Where these arguments may be difficult to counter when it comes to the claim of reputational damage, when it comes to Nike’s claims of trademark infringement (due to likelihood of confusion), there are some valuable counter arguments for MSCHF to make. First of all, apart from the Swoosh logo – which was already part of the sneakers MSCHF bought from Nike, there are no other indications of a collaboration with Nike: the words “MSCHF” and “LIL NAS X” are embroidered on the backside of the shoes, referring to the collaborating designers of the shoes, and the pentagram sign in the inside of the shoes states “NAS X”. Furthermore, the accompanying shoebox and label only refer to MSCHF and Lil Nas X as well and the shoes can only be bought on the MSCHF website. Besides, the price of the sneakers (1018 USD, a reference to the Bible passage Luke 10:18) will make the consumer very attentive and thus less prone to confusion.
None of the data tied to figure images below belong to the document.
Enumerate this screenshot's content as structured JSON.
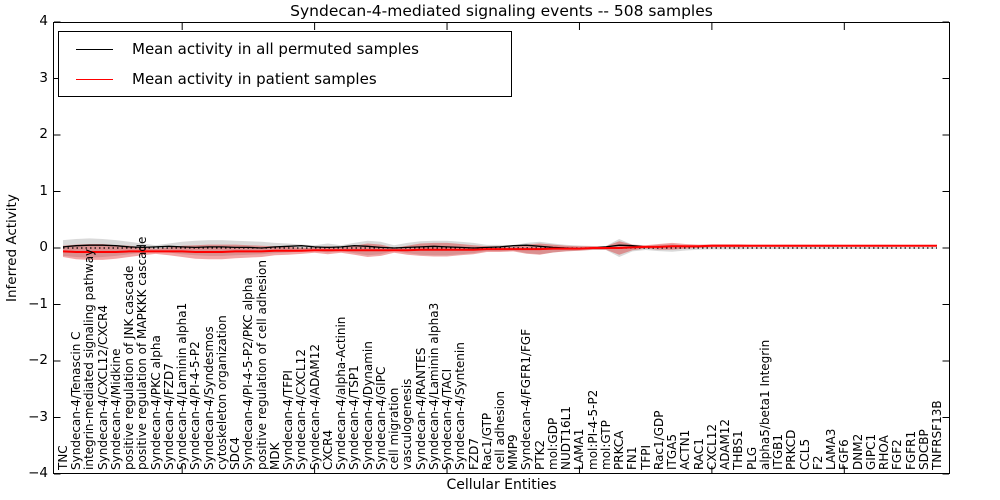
{
  "chart_data": {
    "type": "line",
    "title": "Syndecan-4-mediated signaling events -- 508 samples",
    "xlabel": "Cellular Entities",
    "ylabel": "Inferred Activity",
    "ylim": [
      -4,
      4
    ],
    "ytick_labels": [
      "4",
      "3",
      "2",
      "1",
      "0",
      "−1",
      "−2",
      "−3",
      "−4"
    ],
    "ytick_values": [
      4,
      3,
      2,
      1,
      0,
      -1,
      -2,
      -3,
      -4
    ],
    "xticks_major_indices": [
      9,
      19,
      29,
      39,
      49,
      59
    ],
    "grid": false,
    "legend_position": "upper left",
    "legend": [
      {
        "label": "Mean activity in all permuted samples",
        "color": "#000000"
      },
      {
        "label": "Mean activity in patient samples",
        "color": "#ff0000"
      }
    ],
    "zero_line": {
      "style": "dotted",
      "color": "#000000",
      "value": 0
    },
    "categories": [
      "TNC",
      "Syndecan-4/Tenascin C",
      "integrin-mediated signaling pathway",
      "Syndecan-4/CXCL12/CXCR4",
      "Syndecan-4/Midkine",
      "positive regulation of JNK cascade",
      "positive regulation of MAPKKK cascade",
      "Syndecan-4/PKC alpha",
      "Syndecan-4/FZD7",
      "Syndecan-4/Laminin alpha1",
      "Syndecan-4/PI-4-5-P2",
      "Syndecan-4/Syndesmos",
      "cytoskeleton organization",
      "SDC4",
      "Syndecan-4/PI-4-5-P2/PKC alpha",
      "positive regulation of cell adhesion",
      "MDK",
      "Syndecan-4/TFPI",
      "Syndecan-4/CXCL12",
      "Syndecan-4/ADAM12",
      "CXCR4",
      "Syndecan-4/alpha-Actinin",
      "Syndecan-4/TSP1",
      "Syndecan-4/Dynamin",
      "Syndecan-4/GIPC",
      "cell migration",
      "vasculogenesis",
      "Syndecan-4/RANTES",
      "Syndecan-4/Laminin alpha3",
      "Syndecan-4/TACI",
      "Syndecan-4/Syntenin",
      "FZD7",
      "Rac1/GTP",
      "cell adhesion",
      "MMP9",
      "Syndecan-4/FGFR1/FGF",
      "PTK2",
      "mol:GDP",
      "NUDT16L1",
      "LAMA1",
      "mol:PI-4-5-P2",
      "mol:GTP",
      "PRKCA",
      "FN1",
      "TFPI",
      "Rac1/GDP",
      "ITGA5",
      "ACTN1",
      "RAC1",
      "CXCL12",
      "ADAM12",
      "THBS1",
      "PLG",
      "alpha5/beta1 Integrin",
      "ITGB1",
      "PRKCD",
      "CCL5",
      "F2",
      "LAMA3",
      "FGF6",
      "DNM2",
      "GIPC1",
      "RHOA",
      "FGF2",
      "FGFR1",
      "SDCBP",
      "TNFRSF13B"
    ],
    "series": [
      {
        "name": "Mean activity in all permuted samples",
        "color": "#000000",
        "values": [
          0.02,
          0.04,
          0.05,
          0.05,
          0.04,
          0.02,
          0.01,
          0.02,
          0.03,
          0.02,
          0.01,
          0.02,
          0.02,
          0.01,
          0.01,
          0.0,
          0.02,
          0.03,
          0.04,
          0.02,
          0.01,
          0.02,
          0.04,
          0.03,
          0.01,
          0.0,
          0.01,
          0.02,
          0.03,
          0.02,
          0.01,
          0.0,
          0.01,
          0.02,
          0.04,
          0.05,
          0.03,
          0.01,
          0.0,
          -0.01,
          0.0,
          0.02,
          0.05,
          0.04,
          0.02,
          0.02,
          0.03,
          0.03,
          0.03,
          0.04,
          0.04,
          0.04,
          0.04,
          0.04,
          0.04,
          0.04,
          0.04,
          0.04,
          0.04,
          0.04,
          0.04,
          0.04,
          0.04,
          0.04,
          0.04,
          0.04,
          0.04
        ]
      },
      {
        "name": "Mean activity in patient samples",
        "color": "#ff0000",
        "values": [
          -0.06,
          -0.07,
          -0.07,
          -0.07,
          -0.07,
          -0.06,
          -0.06,
          -0.06,
          -0.06,
          -0.06,
          -0.07,
          -0.07,
          -0.07,
          -0.06,
          -0.06,
          -0.06,
          -0.05,
          -0.05,
          -0.05,
          -0.04,
          -0.04,
          -0.04,
          -0.04,
          -0.04,
          -0.04,
          -0.04,
          -0.04,
          -0.03,
          -0.03,
          -0.03,
          -0.03,
          -0.03,
          -0.02,
          -0.02,
          -0.02,
          -0.02,
          -0.02,
          -0.01,
          -0.01,
          -0.01,
          0.0,
          0.0,
          0.0,
          0.01,
          0.02,
          0.02,
          0.03,
          0.03,
          0.03,
          0.04,
          0.04,
          0.04,
          0.04,
          0.04,
          0.04,
          0.04,
          0.04,
          0.04,
          0.04,
          0.04,
          0.04,
          0.04,
          0.04,
          0.04,
          0.04,
          0.04,
          0.04
        ]
      }
    ],
    "bands": [
      {
        "name": "permuted-range",
        "color": "#666666",
        "opacity": 0.25,
        "center": "zero",
        "halfwidths": [
          0.14,
          0.16,
          0.17,
          0.16,
          0.14,
          0.11,
          0.08,
          0.05,
          0.08,
          0.11,
          0.13,
          0.14,
          0.14,
          0.13,
          0.12,
          0.11,
          0.09,
          0.08,
          0.06,
          0.05,
          0.08,
          0.05,
          0.09,
          0.13,
          0.11,
          0.05,
          0.09,
          0.12,
          0.13,
          0.13,
          0.11,
          0.09,
          0.055,
          0.055,
          0.045,
          0.09,
          0.11,
          0.08,
          0.055,
          0.045,
          0.035,
          0.035,
          0.16,
          0.06,
          0.035,
          0.055,
          0.065,
          0.045,
          0.03,
          0.025,
          0.025,
          0.025,
          0.02,
          0.02,
          0.02,
          0.02,
          0.02,
          0.02,
          0.02,
          0.018,
          0.018,
          0.018,
          0.018,
          0.015,
          0.015,
          0.015,
          0.015
        ]
      },
      {
        "name": "patient-range",
        "color": "#dd2222",
        "opacity": 0.4,
        "center": "patient",
        "halfwidths": [
          0.1,
          0.13,
          0.14,
          0.14,
          0.12,
          0.1,
          0.07,
          0.045,
          0.07,
          0.1,
          0.12,
          0.13,
          0.13,
          0.12,
          0.11,
          0.1,
          0.08,
          0.07,
          0.055,
          0.045,
          0.07,
          0.045,
          0.08,
          0.12,
          0.1,
          0.045,
          0.08,
          0.11,
          0.12,
          0.12,
          0.1,
          0.08,
          0.05,
          0.05,
          0.04,
          0.08,
          0.1,
          0.07,
          0.05,
          0.04,
          0.03,
          0.03,
          0.12,
          0.05,
          0.03,
          0.05,
          0.06,
          0.04,
          0.03,
          0.025,
          0.025,
          0.025,
          0.02,
          0.02,
          0.02,
          0.02,
          0.02,
          0.02,
          0.02,
          0.018,
          0.018,
          0.018,
          0.018,
          0.015,
          0.015,
          0.015,
          0.015
        ]
      }
    ]
  }
}
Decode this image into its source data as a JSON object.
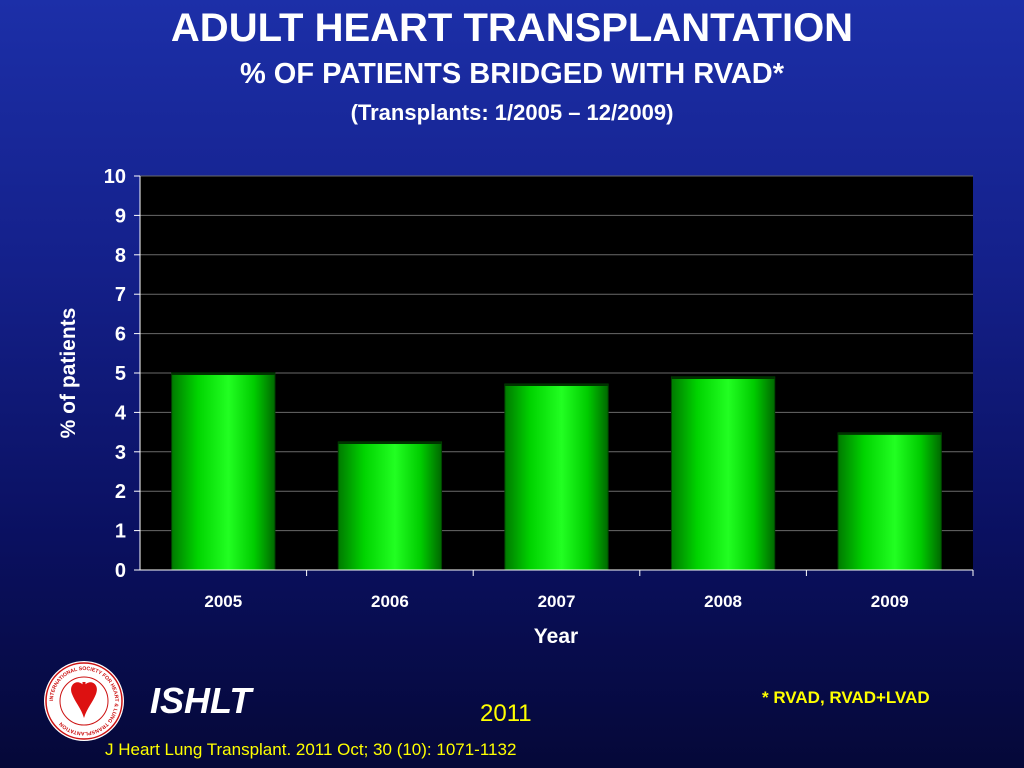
{
  "header": {
    "title": "ADULT HEART TRANSPLANTATION",
    "subtitle": "% OF PATIENTS BRIDGED WITH RVAD*",
    "period": "(Transplants: 1/2005 – 12/2009)"
  },
  "chart_data": {
    "type": "bar",
    "categories": [
      "2005",
      "2006",
      "2007",
      "2008",
      "2009"
    ],
    "values": [
      5.0,
      3.25,
      4.72,
      4.9,
      3.48
    ],
    "xlabel": "Year",
    "ylabel": "% of patients",
    "ylim": [
      0,
      10
    ],
    "yticks": [
      0,
      1,
      2,
      3,
      4,
      5,
      6,
      7,
      8,
      9,
      10
    ],
    "grid": true,
    "plot_background": "#000000",
    "bar_color": "#00ee00"
  },
  "footer": {
    "brand": "ISHLT",
    "year": "2011",
    "footnote": "* RVAD, RVAD+LVAD",
    "citation": "J Heart Lung Transplant. 2011 Oct; 30 (10): 1071-1132"
  },
  "logo": {
    "name": "ishlt-logo",
    "ring_text": "INTERNATIONAL SOCIETY FOR HEART & LUNG TRANSPLANTATION",
    "color": "#cc1111"
  }
}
An important question for the Court will thus be: who is the relevant consumer? The “sophisticated sneakerhead”, as MSCHF’s lawyers claim, who are the consumers who actually buy this product, who will not believe these shoes are affiliated with Nike and who, rather than wearing these shoes in public, will display them as art? Or is the relevant consumer the general consumer where Nike’s lawyers refer to: the consumer only reading the headline of a social media post and jumping to the conclusion that Nike condones satanism? And is confusion in this case caused by the commercialization of the Satan shoes or rather by the domino effect of uninformed or incomplete social media posts and comments?
Temporary restraining order
On the 1st of April the Court took a preliminary decision accepting Nike’s trademark infringement claims (at first sight) and ordering MSCHF to temporarily stop all sales of the Satan shoes. This is somewhat of a pyric win for Nike however, since all 666 Satan shoes have already been sold and shipped and MSCHF’s lawyer stating “There are no more shoes”.
We didn’t do it
As the case moves forward, we will learn whether the Court will stick with it’s preliminary findings. Both the timing of this lawsuit – very soon after the launch of the Satan shoes – and the fact that actual damages might be rather low, suggest however that Nike has already got what it wanted most: The lawsuit and the surrounding media attention made very clear to consumers that Nike is not associated with, nor condones, Satan shoes containing human blood. A PR disaster avoided.